Make sure the kneading blade(s) are properly attached. Add the Traditional Pizza Dough ingredients to the baking pan in the order listed, and prepare the dough using the DOUGH course. Remember to add the liquids first.
When the course completes, remove the dough from the baking pan onto a lightly floured surface. Divide into 16 equal-sized pieces for the 2-lb. breadmaker, or into 9 for the 1-lb. breadmaker, and shape each into a ball.

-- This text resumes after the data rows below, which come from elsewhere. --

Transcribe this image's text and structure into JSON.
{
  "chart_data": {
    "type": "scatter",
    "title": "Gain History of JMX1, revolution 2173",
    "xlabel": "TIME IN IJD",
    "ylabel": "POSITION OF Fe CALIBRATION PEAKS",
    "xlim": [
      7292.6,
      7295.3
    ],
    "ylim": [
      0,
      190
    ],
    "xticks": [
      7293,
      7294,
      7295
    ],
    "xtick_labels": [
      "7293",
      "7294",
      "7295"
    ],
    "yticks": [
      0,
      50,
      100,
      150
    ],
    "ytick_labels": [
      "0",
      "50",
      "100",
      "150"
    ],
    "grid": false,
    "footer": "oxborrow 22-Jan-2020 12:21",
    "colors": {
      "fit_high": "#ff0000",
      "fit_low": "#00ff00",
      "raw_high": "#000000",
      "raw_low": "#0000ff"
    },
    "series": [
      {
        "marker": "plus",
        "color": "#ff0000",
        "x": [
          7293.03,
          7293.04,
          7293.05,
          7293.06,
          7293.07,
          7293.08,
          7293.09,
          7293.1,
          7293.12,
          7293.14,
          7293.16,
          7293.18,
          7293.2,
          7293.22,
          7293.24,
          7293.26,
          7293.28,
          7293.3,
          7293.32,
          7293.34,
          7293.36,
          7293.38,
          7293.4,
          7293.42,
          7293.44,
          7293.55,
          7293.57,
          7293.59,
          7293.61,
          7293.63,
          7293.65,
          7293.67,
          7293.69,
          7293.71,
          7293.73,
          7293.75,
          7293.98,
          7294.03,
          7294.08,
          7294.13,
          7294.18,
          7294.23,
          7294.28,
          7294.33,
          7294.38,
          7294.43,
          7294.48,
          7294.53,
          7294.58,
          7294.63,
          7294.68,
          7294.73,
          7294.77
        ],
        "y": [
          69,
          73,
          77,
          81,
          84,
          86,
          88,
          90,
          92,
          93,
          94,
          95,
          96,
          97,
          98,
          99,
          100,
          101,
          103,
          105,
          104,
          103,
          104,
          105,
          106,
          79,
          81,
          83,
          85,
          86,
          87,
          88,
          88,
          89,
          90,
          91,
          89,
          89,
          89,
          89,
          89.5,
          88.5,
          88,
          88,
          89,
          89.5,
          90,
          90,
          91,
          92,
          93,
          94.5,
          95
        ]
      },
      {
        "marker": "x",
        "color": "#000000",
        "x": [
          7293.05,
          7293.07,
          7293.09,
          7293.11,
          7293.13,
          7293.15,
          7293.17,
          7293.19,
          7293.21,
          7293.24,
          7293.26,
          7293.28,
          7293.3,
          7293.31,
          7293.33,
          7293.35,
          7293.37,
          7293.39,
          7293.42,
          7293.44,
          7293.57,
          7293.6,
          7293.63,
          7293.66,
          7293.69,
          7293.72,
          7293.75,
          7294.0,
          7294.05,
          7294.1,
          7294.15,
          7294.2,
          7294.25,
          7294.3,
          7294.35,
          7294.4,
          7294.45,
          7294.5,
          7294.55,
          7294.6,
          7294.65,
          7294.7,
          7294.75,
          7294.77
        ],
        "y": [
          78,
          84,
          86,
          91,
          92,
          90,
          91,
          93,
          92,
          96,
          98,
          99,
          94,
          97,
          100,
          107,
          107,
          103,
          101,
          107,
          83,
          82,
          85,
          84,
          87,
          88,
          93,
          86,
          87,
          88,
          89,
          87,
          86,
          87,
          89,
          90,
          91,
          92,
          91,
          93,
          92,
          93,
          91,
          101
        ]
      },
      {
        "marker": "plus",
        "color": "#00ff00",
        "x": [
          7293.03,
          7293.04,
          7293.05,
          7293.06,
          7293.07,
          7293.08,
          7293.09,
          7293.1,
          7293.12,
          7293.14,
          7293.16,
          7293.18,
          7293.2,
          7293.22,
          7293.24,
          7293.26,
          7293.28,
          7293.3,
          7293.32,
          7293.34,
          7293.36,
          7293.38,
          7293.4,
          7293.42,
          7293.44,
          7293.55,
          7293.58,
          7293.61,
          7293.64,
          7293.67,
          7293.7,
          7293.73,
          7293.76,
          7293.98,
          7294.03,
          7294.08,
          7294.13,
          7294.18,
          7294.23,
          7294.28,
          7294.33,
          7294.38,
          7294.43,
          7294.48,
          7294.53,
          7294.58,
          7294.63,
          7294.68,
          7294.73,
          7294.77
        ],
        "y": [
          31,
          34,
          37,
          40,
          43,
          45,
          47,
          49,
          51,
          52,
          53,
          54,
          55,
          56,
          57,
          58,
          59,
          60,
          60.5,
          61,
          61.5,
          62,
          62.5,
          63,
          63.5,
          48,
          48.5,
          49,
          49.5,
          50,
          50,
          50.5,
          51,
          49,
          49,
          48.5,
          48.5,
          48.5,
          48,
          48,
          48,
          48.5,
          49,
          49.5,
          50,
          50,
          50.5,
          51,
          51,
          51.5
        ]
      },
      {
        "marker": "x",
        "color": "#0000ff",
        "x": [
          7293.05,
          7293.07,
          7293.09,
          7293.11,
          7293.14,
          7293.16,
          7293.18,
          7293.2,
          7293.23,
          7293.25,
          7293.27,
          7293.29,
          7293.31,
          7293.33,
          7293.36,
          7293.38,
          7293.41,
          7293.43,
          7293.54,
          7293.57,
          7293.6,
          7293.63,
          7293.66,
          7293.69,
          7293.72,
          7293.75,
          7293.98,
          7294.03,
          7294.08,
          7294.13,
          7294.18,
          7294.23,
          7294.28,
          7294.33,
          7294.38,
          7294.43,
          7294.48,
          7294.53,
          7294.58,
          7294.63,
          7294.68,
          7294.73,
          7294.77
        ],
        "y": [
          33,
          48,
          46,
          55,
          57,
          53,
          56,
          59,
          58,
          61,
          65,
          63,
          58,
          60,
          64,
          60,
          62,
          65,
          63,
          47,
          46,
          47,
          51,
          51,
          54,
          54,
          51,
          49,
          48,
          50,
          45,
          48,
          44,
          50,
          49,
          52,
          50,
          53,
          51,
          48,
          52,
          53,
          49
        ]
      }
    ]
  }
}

Brush the iron skillet with melted butter and arrange the balls along the outer edge of the skillet. Keep the center open for cheese dip. If all of the balls do not fit, place the remaining on a baking pan lined with parchment paper to bake separately. Cover with a damp cloth and let rest for 15 minutes. Preheat oven to 375ºF.
Prepare the cheese dip. Combine all Cheese Dip ingredients in a bowl in the order listed and mix well.
Pour cheese dip into the center of the skillet from step 3. In a small bowl, combine melted butter, egg and water. Brush top of each ball.
For balls placed on the parchment paper, bake for 15-20 minutes or until golden brown. For balls in the skillet, bake for 25-30 minutes or until golden brown.
When the cheese is bubbling and rolls are golden brown, remove from the oven and allow to cool for 5 minutes.
Sprinkle cranberry and mint on cheese dip. Enjoy!